Over the past ten years, Nidhi (currently a Tech Policy Fellow at the Aspen Institute) and Yusuf (a researcher in the MIT Media Lab's Lifelong Kindergarten group) taught in and outside of schools, developed technology used by millions of learners and educators, and worked with communities that strive to do the best they can for their learners.
Well before the pandemic, we kept running into a common theme: although many educators experiment, improvise, and try new things, most find themselves in contexts where doing so can be discouraged, feel scary or appear too 'high-stakes.'
We would often hear "What if we fail?" and "How can we be sure?" – questions and feelings that can stifle the creative work that is at the heart of teaching and learning.
The fears and constraints we've encountered over the last ten years have been compounded under the pressures of the ongoing pandemic. Uncertainty, growing awareness of systemic inequities, technological barriers, and disruptions to the social fabric of schools have made teaching, planning, and supporting students much harder.
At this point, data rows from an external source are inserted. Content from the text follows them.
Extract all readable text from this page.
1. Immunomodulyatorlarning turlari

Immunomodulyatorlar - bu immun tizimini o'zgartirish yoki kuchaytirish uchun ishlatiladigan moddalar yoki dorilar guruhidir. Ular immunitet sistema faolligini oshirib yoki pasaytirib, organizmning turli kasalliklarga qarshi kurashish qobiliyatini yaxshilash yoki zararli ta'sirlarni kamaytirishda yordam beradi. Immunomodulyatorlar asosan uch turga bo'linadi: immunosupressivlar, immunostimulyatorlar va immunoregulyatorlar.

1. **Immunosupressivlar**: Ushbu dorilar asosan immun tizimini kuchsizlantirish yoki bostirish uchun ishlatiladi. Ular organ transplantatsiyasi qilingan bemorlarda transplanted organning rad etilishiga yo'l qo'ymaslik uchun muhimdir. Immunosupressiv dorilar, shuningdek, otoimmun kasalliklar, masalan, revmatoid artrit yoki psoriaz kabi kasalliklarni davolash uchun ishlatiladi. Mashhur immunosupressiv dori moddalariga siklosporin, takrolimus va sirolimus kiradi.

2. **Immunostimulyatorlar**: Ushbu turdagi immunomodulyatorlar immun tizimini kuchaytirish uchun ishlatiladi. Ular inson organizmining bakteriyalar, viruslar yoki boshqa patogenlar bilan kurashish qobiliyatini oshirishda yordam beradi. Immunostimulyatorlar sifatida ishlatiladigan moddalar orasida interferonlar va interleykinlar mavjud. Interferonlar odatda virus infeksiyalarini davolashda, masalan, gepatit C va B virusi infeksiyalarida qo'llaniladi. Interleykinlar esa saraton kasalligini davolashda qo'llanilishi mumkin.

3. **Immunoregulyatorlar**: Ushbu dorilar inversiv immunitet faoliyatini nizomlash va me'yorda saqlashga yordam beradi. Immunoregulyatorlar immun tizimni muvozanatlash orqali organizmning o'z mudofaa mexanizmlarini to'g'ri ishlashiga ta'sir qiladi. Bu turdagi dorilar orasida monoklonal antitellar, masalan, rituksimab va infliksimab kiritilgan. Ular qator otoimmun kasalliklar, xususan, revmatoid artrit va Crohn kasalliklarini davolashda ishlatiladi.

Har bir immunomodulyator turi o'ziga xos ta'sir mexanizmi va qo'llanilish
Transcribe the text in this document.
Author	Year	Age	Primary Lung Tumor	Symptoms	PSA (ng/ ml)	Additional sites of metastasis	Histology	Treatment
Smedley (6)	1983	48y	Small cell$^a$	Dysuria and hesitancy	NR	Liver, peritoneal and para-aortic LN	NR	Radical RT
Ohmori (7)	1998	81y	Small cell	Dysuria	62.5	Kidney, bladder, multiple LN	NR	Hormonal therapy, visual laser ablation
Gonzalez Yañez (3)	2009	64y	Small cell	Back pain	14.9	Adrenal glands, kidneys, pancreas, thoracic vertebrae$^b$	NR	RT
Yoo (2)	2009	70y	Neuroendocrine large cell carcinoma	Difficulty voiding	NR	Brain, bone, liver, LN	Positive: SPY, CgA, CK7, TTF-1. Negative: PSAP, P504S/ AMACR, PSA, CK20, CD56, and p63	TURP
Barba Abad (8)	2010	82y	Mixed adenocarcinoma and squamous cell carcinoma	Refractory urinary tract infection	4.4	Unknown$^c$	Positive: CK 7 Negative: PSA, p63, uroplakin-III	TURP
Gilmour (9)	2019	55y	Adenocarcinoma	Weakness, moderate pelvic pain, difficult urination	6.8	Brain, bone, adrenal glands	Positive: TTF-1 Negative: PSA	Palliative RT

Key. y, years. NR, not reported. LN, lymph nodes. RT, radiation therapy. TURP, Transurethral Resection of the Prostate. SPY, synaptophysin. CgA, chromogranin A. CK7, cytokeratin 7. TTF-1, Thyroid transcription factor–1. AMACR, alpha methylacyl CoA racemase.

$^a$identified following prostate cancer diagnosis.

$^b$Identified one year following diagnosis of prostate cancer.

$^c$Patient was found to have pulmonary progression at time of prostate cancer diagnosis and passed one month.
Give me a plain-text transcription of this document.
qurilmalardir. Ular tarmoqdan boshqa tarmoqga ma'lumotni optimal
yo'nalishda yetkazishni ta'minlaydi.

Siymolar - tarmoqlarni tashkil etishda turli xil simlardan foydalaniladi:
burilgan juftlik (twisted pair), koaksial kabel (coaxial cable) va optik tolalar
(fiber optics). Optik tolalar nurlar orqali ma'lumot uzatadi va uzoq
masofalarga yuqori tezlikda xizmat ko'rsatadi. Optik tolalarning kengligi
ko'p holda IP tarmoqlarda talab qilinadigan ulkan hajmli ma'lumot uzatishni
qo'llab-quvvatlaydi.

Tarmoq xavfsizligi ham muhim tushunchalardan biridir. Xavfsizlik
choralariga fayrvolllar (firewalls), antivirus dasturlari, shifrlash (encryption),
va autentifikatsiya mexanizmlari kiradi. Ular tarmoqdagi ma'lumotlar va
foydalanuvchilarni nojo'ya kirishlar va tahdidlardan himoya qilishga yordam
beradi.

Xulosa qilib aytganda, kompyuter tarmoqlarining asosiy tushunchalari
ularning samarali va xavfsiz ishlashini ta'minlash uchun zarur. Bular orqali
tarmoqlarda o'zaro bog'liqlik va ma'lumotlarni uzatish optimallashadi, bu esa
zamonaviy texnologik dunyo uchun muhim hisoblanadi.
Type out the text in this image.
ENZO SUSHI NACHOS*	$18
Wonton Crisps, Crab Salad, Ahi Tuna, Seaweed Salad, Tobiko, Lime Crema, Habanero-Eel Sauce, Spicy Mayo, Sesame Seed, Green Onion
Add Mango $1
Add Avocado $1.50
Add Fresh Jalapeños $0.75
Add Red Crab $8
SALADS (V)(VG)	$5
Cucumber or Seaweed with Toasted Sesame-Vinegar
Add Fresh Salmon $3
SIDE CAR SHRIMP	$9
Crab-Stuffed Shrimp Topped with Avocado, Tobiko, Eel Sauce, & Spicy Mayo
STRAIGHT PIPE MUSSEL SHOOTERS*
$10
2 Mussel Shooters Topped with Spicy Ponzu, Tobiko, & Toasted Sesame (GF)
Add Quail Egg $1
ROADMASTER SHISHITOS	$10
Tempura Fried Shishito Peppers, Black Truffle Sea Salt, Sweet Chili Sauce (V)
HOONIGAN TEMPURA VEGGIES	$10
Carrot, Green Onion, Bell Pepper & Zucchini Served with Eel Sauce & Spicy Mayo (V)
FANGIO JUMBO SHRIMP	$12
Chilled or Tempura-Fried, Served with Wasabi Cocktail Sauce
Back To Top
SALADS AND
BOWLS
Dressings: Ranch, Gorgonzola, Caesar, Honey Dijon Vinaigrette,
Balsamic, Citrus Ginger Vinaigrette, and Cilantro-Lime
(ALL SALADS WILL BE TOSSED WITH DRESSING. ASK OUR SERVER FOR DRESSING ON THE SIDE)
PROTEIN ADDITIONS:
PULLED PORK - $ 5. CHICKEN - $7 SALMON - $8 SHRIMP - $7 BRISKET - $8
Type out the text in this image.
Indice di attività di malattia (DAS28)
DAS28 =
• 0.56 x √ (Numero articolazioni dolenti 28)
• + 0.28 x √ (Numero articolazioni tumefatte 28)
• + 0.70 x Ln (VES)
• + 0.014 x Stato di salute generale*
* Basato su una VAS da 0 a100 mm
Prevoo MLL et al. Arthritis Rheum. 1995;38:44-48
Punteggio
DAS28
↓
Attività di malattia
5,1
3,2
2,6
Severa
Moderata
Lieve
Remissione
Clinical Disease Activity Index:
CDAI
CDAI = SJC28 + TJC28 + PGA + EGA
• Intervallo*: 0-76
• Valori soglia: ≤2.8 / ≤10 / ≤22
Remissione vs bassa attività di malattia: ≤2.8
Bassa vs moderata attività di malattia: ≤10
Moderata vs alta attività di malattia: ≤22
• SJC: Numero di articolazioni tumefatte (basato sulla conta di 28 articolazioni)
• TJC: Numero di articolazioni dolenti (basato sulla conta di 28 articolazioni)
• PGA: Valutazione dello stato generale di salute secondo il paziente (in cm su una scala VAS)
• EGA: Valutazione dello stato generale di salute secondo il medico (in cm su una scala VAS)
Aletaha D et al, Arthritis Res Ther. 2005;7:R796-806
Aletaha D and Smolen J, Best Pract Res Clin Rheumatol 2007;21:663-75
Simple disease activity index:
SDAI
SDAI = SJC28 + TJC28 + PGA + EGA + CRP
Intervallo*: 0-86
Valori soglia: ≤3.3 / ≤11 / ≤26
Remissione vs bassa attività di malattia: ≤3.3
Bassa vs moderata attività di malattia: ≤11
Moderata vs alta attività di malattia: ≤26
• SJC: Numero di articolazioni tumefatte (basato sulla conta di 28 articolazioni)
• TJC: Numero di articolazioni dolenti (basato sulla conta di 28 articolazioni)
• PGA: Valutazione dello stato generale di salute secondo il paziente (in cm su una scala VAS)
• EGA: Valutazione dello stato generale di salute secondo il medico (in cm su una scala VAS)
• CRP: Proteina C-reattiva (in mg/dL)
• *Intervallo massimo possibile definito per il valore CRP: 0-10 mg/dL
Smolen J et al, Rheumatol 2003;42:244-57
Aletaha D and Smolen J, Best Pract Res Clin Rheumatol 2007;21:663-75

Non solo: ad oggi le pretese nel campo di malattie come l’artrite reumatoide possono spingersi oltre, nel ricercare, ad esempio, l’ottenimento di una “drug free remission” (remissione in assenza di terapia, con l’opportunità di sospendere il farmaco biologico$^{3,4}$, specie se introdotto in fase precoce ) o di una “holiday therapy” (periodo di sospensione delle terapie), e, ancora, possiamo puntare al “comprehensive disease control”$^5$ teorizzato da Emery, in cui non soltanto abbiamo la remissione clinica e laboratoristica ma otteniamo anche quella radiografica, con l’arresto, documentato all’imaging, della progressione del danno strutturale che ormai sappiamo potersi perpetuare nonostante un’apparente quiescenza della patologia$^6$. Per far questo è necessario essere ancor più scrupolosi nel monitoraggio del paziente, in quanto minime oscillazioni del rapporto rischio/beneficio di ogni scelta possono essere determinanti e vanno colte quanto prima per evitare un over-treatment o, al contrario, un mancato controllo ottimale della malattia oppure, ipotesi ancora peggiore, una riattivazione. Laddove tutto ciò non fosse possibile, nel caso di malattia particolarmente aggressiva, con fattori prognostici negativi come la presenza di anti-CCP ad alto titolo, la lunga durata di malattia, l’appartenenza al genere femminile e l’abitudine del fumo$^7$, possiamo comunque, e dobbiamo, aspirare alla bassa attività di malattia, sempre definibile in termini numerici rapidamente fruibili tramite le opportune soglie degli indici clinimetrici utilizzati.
But the current crisis also offers a unique opportunity. Decision making before the pandemic wasn't always inclusive – nondominant voices were often excluded. Testing constraints and budget cycles often limited flexible changes – not to mention the myriad cultural, organizational, political, and resource challenges that schools have long grappled with.
Because the uncertainty of the pandemic doesn't allow for long-term planning, it offers an opportunity to try new things – to amplify efforts for bottom-up and grassroots innovation, for agile and adaptive planning. By sowing the seeds for naming and sharing small decisions as experiments, we hope to not only make planning amidst uncertainty more inclusive, but further hope to seed experimental cultures and practices that might influence our education systems well beyond our current crises.
In the true spirit of experimentation, we are testing a hypothesis here. We believe that if we de-stigmatize failure and create room for schools to learn, together with their communities, we might allow schools to make better decisions – every day, until school works well for all students. The only way to ensure we fail is to do what we’ve always done. We believe that if schools are supported to make flexible, temporary decisions, in partnership with students and families, then we can make the best decisions over time, together. When #schoolslearntoo.
Alongside our incredible school partners, we commit to honestly and transparently share what we learn through this process, in hopes that others can build on our work.